Wednesday, June 12, 2019

QQC 5

Quote: "Knowledge is created  "through relations... between institutions, economic and social processes, behavioral patterns, systems of norms, techniques, types of classification, modes of characterizations; and these relations are not present in the object"

Question: Do you agree/disagree that knowledge is an act of observation? Could he be implying that we don't experience life for what it actually is?

QQC 5

quote: " He rejects the answer that it is the object itself: "It is not enough for us to open our eyes, to pay attention, or to be aware, for new objects suddenly to light up and emerge out of the ground.""


Question: With Foucault's recent work on human sexuality how would we better understand his beliefs?

QQC 5

“Mendel spoke the truth, but he was not “within the true” of the biological discourse of his time...”

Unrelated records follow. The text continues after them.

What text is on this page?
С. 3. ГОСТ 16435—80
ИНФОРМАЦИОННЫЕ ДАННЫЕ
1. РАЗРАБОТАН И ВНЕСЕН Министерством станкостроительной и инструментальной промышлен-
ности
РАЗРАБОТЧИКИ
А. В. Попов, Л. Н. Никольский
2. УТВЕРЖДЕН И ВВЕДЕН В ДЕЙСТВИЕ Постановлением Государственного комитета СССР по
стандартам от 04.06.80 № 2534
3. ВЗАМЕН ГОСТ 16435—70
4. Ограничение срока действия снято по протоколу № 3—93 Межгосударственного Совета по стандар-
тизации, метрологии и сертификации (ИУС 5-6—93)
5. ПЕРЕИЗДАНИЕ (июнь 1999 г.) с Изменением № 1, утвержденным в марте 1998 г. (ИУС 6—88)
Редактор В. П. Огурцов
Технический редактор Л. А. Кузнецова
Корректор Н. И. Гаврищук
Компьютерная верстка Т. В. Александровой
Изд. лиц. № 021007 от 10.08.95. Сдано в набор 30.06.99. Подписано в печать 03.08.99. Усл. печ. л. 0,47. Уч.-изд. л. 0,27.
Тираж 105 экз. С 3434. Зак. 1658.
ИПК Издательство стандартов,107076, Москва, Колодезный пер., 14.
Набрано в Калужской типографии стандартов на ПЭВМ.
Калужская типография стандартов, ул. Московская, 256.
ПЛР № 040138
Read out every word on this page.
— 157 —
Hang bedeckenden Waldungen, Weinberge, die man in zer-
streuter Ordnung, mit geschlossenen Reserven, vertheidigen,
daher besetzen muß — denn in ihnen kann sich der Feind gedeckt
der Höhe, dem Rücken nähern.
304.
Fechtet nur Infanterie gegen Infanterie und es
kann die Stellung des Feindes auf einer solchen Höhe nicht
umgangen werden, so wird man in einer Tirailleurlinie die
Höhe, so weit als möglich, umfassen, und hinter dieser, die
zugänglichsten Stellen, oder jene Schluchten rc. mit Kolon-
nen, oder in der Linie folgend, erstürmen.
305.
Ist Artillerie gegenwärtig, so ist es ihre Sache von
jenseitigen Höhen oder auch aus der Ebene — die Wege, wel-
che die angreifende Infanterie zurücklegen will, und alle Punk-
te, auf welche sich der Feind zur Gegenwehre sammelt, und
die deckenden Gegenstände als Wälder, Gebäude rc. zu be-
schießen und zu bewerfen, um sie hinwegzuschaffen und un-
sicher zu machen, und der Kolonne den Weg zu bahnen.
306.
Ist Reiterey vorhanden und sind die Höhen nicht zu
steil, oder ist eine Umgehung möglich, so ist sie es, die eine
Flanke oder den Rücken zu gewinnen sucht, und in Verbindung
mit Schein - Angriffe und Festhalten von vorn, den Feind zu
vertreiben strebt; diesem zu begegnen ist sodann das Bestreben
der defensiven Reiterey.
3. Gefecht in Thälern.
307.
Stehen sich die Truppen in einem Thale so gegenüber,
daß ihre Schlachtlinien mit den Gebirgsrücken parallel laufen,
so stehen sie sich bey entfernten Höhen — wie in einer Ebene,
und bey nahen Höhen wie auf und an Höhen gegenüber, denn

Foucault thinks that in this case, the credibility of truth relied on its relation to a cultural moment, or a disciplinary timeline/history. Can a “truth” ever transcend time and its cultural moment? If so, what sort of truth would be accepted as credible without abiding by its current cultural/disciplinary boundaries?

QQC 5

 Self determination is a third principle that usually comprises a feminist world view.


Question: do we believe that these traits of feminisms and masculinity are scientifically true or beloved to be true by the perceptions created ever since the initiation of rhetoric?

QQC 5

Quote: "Discourse is not simply that of which manifests (or hides) desire- it is also the object of desire; and since as history teaches us, discourse is not simply that which translates struggles or systems of domination, but is the thing for which and by which there is struggle, discourse is the power which is to be seized."

Question: Who has the power to determine what can or can't be a part of discourse?

QQC 5

Quote: "It is always possible that one might speak the truth in the space of a wild exteriority, but one is "in the true" only by obeying the rules of a discursive "policing" which one has to reactivate in each of one's discourse." (RT)

Question: Is there a limit to how much truth there can be within a rhetorical space of discourse? Why?

QQC: #5

"Discourse is not simply that which translates struggles or systems of domination, but is the thing for which and by which there is struggle."

To what extent do you believe discourse is the thing for which and by which struggle exists? Apart from discourse, can you find another derivation of struggle?